So I’ve been with my girlfriend for a while now, and it’s mostly great. She’s amazing, fun, smart, and we have this comfortable vibe together. But there’s one big issue: her dog. She rescued this little guy, and he’s super attached to her, like to the point of obsession.
I love animals too; I have a cat and grew up with dogs, so I thought I’d be fine with it. But this dog has major separation anxiety. He follows her everywhere, won’t let her out of sight, hides treats in her bed, and even tries to…well, you know, ‘get close’ to her arm sometimes. It’s awkward.
Recently, we went to a cabin, and the dog insisted on sharing our bed, constantly moving around, even trying to lay on my head. We also can’t go out to eat or explore new places together because she won’t leave him alone. It feels like everything we do is planned around her dog.
The worst part happened yesterday. I went over to her place, and just as things were getting intimate, her dog jumped on the bed and ‘joined in.’ I was beyond embarrassed. I’ve tried to talk to her about it, suggested things to help her dog be more secure alone, but she doesn’t seem open to changing anything. I feel like she’s not taking my concerns seriously.
How do I explain my feelings in a way that won’t sound like an ultimatum but still get her to understand? I don’t want to ignore this anymore. Would love some advice.
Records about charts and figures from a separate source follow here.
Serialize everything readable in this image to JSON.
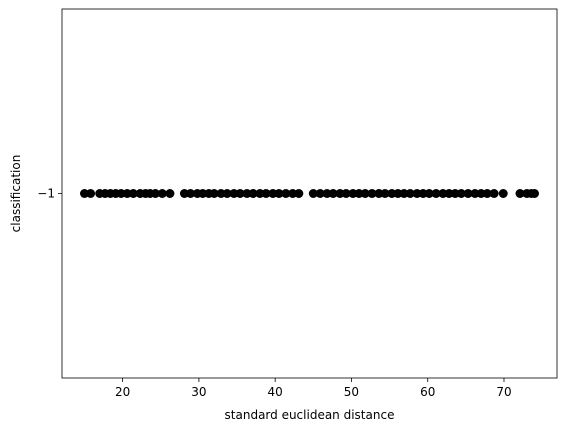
{
  "chart_data": {
    "type": "scatter",
    "title": "",
    "xlabel": "standard euclidean distance",
    "ylabel": "classification",
    "xlim": [
      12.05,
      76.95
    ],
    "ylim": [
      -1.055,
      -0.945
    ],
    "xticks": [
      20,
      30,
      40,
      50,
      60,
      70
    ],
    "xtick_labels": [
      "20",
      "30",
      "40",
      "50",
      "60",
      "70"
    ],
    "yticks": [
      -1
    ],
    "ytick_labels": [
      "−1"
    ],
    "grid": false,
    "legend": null,
    "marker_color": "#000000",
    "series": [
      {
        "x": [
          15.0,
          15.8,
          17.0,
          17.7,
          18.4,
          19.1,
          19.8,
          20.6,
          21.4,
          22.3,
          23.0,
          23.6,
          24.3,
          25.2,
          26.2,
          28.1,
          28.9,
          29.8,
          30.5,
          31.3,
          32.0,
          32.9,
          33.7,
          34.6,
          35.4,
          36.3,
          37.1,
          38.0,
          38.8,
          39.7,
          40.5,
          41.4,
          42.3,
          43.1,
          45.0,
          45.9,
          46.8,
          47.6,
          48.5,
          49.3,
          50.2,
          51.0,
          51.8,
          52.7,
          53.6,
          54.4,
          55.3,
          56.1,
          56.9,
          57.7,
          58.6,
          59.4,
          60.2,
          61.1,
          62.0,
          62.8,
          63.6,
          64.4,
          65.3,
          66.2,
          67.0,
          67.8,
          68.7,
          69.9,
          72.1,
          73.0,
          73.6,
          74.0
        ],
        "y": -1
      }
    ]
  }
}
At this point, it sounds like you need to be direct about it. She’s not taking it seriously, so maybe it’s time to let her know this is a dealbreaker. Otherwise, if you keep just mentioning it casually, nothing will change.
Mal said: @Miller
Thanks for your advice! Won’t that come off as an ultimatum?
Yeah, but maybe it needs to. If gentle suggestions haven’t worked and the dog’s behavior is affecting the relationship, it’s fair to set some boundaries. You deserve a relationship where you’re not competing with her dog for attention. It’s either she makes some changes, or maybe you need to rethink things.
Mal said: @Miller
Thanks for your advice! Won’t that come off as an ultimatum?
I don’t think it’s a harsh ultimatum because you’re not asking her to get rid of the dog—just to address his behavior. It’s reasonable to want some boundaries.
How bad is the separation anxiety? Could you just put him in a crate when you want some alone time? Honestly, I think your girlfriend’s making it worse by not setting boundaries with the dog. There are things like calming collars that might help.
@Skyler
He can’t be left alone for even a few minutes. He’ll howl, scratch the door, and try to chew through metal. I think it’s pretty severe. They used to go to training classes, but they stopped after a while.
Mal said: @Lennon
She understands that, but it hasn’t bothered her much because she works from home. The problem only got worse when I started dating her.
Maybe showing her videos or articles about how this affects dogs could help. Some people don’t realize how miserable a dog with this kind of anxiety really is.
She’s letting the dog dictate her life and, by extension, yours too. The dog needs boundaries—no sharing the bed during intimate moments and no following you around constantly. Try crate training or give the dog something to do when you’re together, like a chew toy.
This sounds like a sign for the future. If she can’t take your feelings seriously now, what does that say about other issues you might face down the line?